12 maggio 2017. Una delegazione parlamentare USA guidata dalla leader democratica di minoranza Nancy Pelosi e dal repubblicano Jim Sensenbrenner è stata ricevuta a Dharamsala dal Dalai Lama e da Lobsang Sangay, Primo Ministro dell’esecutivo tibetano in esilio.
Gli otto membri della delegazione, che comprendeva i parlamentari Eliot Engel, Jim McGovern, Betty McCollum, Judy Chu, Joyce Beatty e Pramila Jayapal, sono arrivati a Dharamsala il giorno 9 maggio. Ricevuti dal Dalai Lama nella sua residenza, si sono poi recati presso la sede del governo tibetano in esilio e hanno visitato il Tibetan Children’s Village.
L’incontro dei membri del Congresso con il leader spirituale tibetano e i rappresentanti dell’Amministrazione Centrale Tibetana è culminato il 10 maggio, alla presenza di centinaia di tibetani festanti, con una grande cerimonia di benvenuto organizzata presso lo Tsuglakhan, il principale tempio di Dharamsala (nella foto). Nel suo discorso Nancy Pelosi, da anni vicina alle istanze del popolo tibetano, ha affermato che i membri della delegazione intendono adoperarsi per la ripresa del dialogo da anni interrotto tra il governo cinese e i rappresentanti del governo tibetano in esilio e battersi per la difesa dei diritti umani e dell’ambiente in Tibet.
“Alcuni cinesi ritengono inconcepibile l’idea di un Tibet autenticamente autonomo ma per noi questa opzione è del tutto inevitabile”, ha tra l’altro detto la rappresentante democratica. “Dobbiamo ridurre la distanza tra ciò che per loro è inconcepibile e ciò che per noi è inevitabile. Sono certa che grazie alla vostra devozione, al vostro impegno, all’attaccamento ai valori della vostra cultura, lingua, religione e con la guida di Sua Santità il Dalai Lama riuscirete nel vostro intento”.
Prevedendo le reazioni cinesi all’incontro con la delegazione USA, il Dalai Lama ha detto che la visita non doveva essere considerata un atto di ostilità nei confronti di Pechino. “Non dobbiamo considerare la Cina un nemico, la difficile situazione esistente in Tibet è un problema per entrambi e come tale deve essere affrontata. L’uso della forza porta solo incomprensione e paura. Senza armonia il problema non può trovare una soluzione”.
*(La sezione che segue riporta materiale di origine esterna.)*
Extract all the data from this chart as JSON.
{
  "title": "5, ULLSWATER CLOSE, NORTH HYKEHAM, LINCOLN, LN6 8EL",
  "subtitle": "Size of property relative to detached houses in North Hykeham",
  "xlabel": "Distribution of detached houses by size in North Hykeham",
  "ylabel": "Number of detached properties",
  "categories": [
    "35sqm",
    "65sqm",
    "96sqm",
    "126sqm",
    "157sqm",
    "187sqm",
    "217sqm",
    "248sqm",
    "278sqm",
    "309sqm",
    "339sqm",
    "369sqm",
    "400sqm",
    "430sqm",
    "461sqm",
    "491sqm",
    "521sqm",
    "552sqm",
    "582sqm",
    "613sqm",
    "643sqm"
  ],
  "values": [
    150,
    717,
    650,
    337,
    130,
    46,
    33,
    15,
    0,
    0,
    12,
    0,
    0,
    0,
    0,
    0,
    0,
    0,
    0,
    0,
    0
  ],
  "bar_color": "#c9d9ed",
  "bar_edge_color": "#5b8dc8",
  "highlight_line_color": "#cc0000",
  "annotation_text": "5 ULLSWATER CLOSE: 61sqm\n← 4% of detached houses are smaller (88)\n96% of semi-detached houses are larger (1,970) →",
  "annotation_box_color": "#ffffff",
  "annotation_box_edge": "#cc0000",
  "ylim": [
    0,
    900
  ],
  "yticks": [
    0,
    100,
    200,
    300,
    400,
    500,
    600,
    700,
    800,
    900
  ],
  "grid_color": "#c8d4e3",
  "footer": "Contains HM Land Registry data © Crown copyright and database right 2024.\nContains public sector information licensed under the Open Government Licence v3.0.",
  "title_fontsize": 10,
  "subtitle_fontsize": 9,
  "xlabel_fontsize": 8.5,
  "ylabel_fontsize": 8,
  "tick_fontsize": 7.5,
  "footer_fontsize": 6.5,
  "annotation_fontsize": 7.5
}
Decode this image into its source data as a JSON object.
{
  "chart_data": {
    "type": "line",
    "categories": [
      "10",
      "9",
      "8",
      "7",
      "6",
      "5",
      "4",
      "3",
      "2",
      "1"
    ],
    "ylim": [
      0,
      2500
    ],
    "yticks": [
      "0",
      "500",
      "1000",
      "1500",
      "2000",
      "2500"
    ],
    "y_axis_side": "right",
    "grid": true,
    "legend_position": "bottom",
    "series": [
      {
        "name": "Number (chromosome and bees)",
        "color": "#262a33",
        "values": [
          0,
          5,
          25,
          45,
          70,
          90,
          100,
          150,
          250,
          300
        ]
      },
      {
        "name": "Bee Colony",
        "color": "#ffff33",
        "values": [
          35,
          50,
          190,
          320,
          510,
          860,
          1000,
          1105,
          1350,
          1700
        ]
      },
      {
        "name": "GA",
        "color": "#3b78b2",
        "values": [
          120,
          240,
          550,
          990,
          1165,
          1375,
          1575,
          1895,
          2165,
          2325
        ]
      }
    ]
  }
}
Nonostante le parole di distensione, Pechino ha risposto alla visita con una formale protesta diplomatica. Il ministro cinese degli Affari Esteri, Geng Shuang, ha così dichiarato: “La visita di una rilevante delegazione del Congresso degli Stati Uniti per incontrare il Dalai Lama ha mandato un segnale molto forte al mondo riguardo all’indipendenza del Tibet e va contro le promesse statunitensi sulla questione tibetana. La Cina si oppone fermamente a questo incontro e ha inviato una solenne rimostranza agli U.S.A.” “Chiediamo alle massime autorità politiche del Congresso americano di trattare con la massima cura la questione del Tibet, ponendo fine a tutte le comunicazioni con il Dalai Lama e prendendo misure urgenti per gestire l’impatto negativo della visita”.
L’ultimo caso di autoimmolazione in Tibet
L’ultimo tibetano a cercare la morte con il fuoco in segno di protesta contro l’occupazione cinese è uno studente di soli 16 anni, Chagdor Kyab, di Bora, una cittadina della Prefettura Autonoma Tibetana di Kanlho, nella Regione dell’Amdo. Il giorno 2 maggio si è cosparso di benzina e si è dato fuoco nelle vicinanze del monastero di Bora gridando “Il Tibet vuole la libertà” e “Lunga vita al Dalai Lama”. Avvolto dalle fiamme, il ragazzo ha cercato invano di correre verso gli uffici governativi. Caduto a terra, è stato immediatamente circondato dagli agenti di polizia che hanno spento il fuoco con gli estintori e hanno portato via il suo corpo. Non si conosce ancora la sua sorte ma si teme che non sia sopravvissuto.
Riferisce Radio Free Asia che ai genitori Chagdor Kyab è stato impedito di celebrare il rito funebre e che agli amici e parenti è stato vietato di rendere visita alla famiglia. Tutte le linee di comunicazione, incluso Internet, sono state interrotte nel tentativo di impedire la diffusione della notizia. Sale a 149 il numero dei tibetani che dal 2009 hanno cercato la morte con il fuoco all’interno del Tibet occupato.